When asked why the Hyde Amendment has resulted in such outcry, Senator Feinstein said simply:  “Because of what this legislation is. This legislation is about the raping. . . of young girls.”

She is right, and I encourage everyone to go back and watch her moving remarks that got right to the heart of this debate.  These are children who have been bought and sold like animals. They have had every choice taken from them.  And now, if they survive, if they escape, we should not put limits on what health services they can seek.  I stand with the survivors of these crimes. I stand with Senator Feinstein.  This is a line we should not cross.

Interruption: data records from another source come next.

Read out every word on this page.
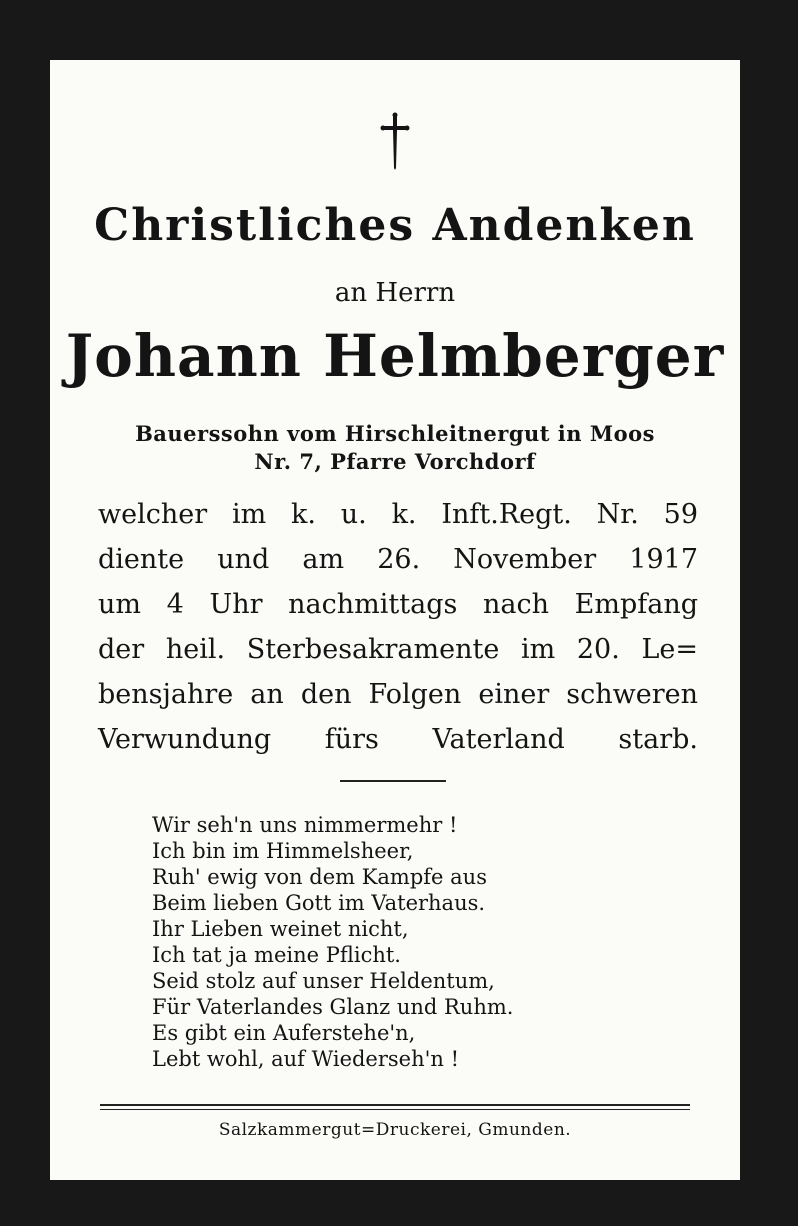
Christliches Andenken
an Herrn
Johann Helmberger
Bauerssohn vom Hirschleitnergut in Moos
Nr. 7, Pfarre Vorchdorf
welcher im k. u. k. Inft.Regt. Nr. 59
diente und am 26. November 1917
um 4 Uhr nachmittags nach Empfang
der heil. Sterbesakramente im 20. Le=
bensjahre an den Folgen einer schweren
Verwundung fürs Vaterland starb.
Wir seh'n uns nimmermehr !
Ich bin im Himmelsheer,
Ruh' ewig von dem Kampfe aus
Beim lieben Gott im Vaterhaus.
Ihr Lieben weinet nicht,
Ich tat ja meine Pflicht.
Seid stolz auf unser Heldentum,
Für Vaterlandes Glanz und Ruhm.
Es gibt ein Auferstehe'n,
Lebt wohl, auf Wiederseh'n !
Salzkammergut=Druckerei, Gmunden.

Human trafficking victims are often not treated as rape victims.  Too often these girls are treated as prostitutes.  That is a fact we are trying to change, but we cannot ignore the reality that many of these girls are put through our juvenile justice system and prosecuted as criminals, not as victims.

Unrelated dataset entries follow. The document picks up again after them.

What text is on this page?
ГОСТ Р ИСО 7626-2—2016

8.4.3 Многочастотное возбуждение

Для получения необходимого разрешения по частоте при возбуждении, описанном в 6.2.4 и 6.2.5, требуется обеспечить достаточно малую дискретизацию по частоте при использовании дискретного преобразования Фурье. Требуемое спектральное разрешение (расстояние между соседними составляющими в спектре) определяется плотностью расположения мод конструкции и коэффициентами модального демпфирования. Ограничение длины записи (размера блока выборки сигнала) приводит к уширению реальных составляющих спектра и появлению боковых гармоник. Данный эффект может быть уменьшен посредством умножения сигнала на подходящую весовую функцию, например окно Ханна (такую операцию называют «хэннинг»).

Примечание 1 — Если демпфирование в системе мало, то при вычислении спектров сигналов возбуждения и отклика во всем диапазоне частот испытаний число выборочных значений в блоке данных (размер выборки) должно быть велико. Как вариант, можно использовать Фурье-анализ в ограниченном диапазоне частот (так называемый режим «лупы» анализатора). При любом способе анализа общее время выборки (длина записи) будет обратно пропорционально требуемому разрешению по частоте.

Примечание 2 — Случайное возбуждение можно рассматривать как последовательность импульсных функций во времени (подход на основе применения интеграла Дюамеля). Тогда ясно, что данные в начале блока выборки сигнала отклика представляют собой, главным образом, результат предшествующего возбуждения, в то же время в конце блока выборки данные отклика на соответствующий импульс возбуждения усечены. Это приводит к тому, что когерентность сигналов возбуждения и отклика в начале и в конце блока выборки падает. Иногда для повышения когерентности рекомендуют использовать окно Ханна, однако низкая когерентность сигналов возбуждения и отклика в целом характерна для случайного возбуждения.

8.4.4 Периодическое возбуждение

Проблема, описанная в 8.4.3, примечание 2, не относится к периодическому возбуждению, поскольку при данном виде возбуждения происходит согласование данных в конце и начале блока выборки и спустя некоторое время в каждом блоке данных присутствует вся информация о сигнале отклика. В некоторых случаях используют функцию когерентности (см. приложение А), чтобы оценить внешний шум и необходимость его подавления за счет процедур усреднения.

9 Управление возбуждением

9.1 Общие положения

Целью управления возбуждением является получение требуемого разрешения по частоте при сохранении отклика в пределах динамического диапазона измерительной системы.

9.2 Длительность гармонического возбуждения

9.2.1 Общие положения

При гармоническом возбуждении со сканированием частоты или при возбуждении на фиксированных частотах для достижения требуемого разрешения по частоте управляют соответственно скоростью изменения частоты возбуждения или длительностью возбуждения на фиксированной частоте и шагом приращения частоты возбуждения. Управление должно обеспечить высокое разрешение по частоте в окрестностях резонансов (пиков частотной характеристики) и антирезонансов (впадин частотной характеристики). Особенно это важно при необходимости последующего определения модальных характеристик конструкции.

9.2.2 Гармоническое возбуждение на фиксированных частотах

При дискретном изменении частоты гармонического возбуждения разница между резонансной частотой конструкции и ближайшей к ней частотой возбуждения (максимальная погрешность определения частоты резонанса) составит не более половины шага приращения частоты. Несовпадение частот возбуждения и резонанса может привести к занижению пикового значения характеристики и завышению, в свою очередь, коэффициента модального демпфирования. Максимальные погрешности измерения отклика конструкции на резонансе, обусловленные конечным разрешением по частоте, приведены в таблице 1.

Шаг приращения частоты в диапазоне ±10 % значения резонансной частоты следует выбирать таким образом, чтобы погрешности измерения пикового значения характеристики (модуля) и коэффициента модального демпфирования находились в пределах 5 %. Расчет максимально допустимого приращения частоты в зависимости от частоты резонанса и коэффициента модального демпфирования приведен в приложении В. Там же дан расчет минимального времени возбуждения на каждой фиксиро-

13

It is easy for some to claim that there is a so-called “rape exception” to the Hyde restriction but the reality is that for the survivors of this terrible crime, the rape exception feels more like an overwhelming bureaucracy.  In many states, victims are forced to jump through hoop after hoop to qualify for the exception. They have to obtain police reports or certifications from state agencies, making them relive the details of their trauma again and again.  One state even requires the governor to approve any exception.  And another state does not recognize the rape exception at all. The easiest, most appropriate solution here is to simply remove the Hyde restriction so that survivors can make their own health care decisions.  That is what the survivors are asking us to do.  That is what the professionals who work with human trafficking survivors are asking us to do.

Yesterday, Senator Cornyn argued that the inclusion of this language was routine; that it does not change the status quo at all.  That is simply not accurate.  The Hyde Amendment is about keeping taxpayer dollars out of the abortion debate.  We may have different opinions on that issue, but that is not what we are talking about here.  The money at issue in this bill is collected from sex traffickers.  The bottom line is that the offender-financed fund created in this bill will rely on zero taxpayer dollars.  Maintaining current practice means removing this provision.

The House bill that passed unanimously almost two months ago does not contain this expansion of the Hyde Amendment’s reach.  If Speaker Boehner could find a way to bring the House together and pass this bill without injecting abortion politics into the discussion, then so can we. 

Senator Feinstein is right that we have amendments we need to consider if we can simply get past this stalemate.  But she is also right that the issue at stake here is too important to turn our back on.  This is not a provision we can just ignore and dismiss as the status quo.  I believe we can find a path forward.  But the solution is NOT to expand restrictions on the health care choices of human trafficking survivors.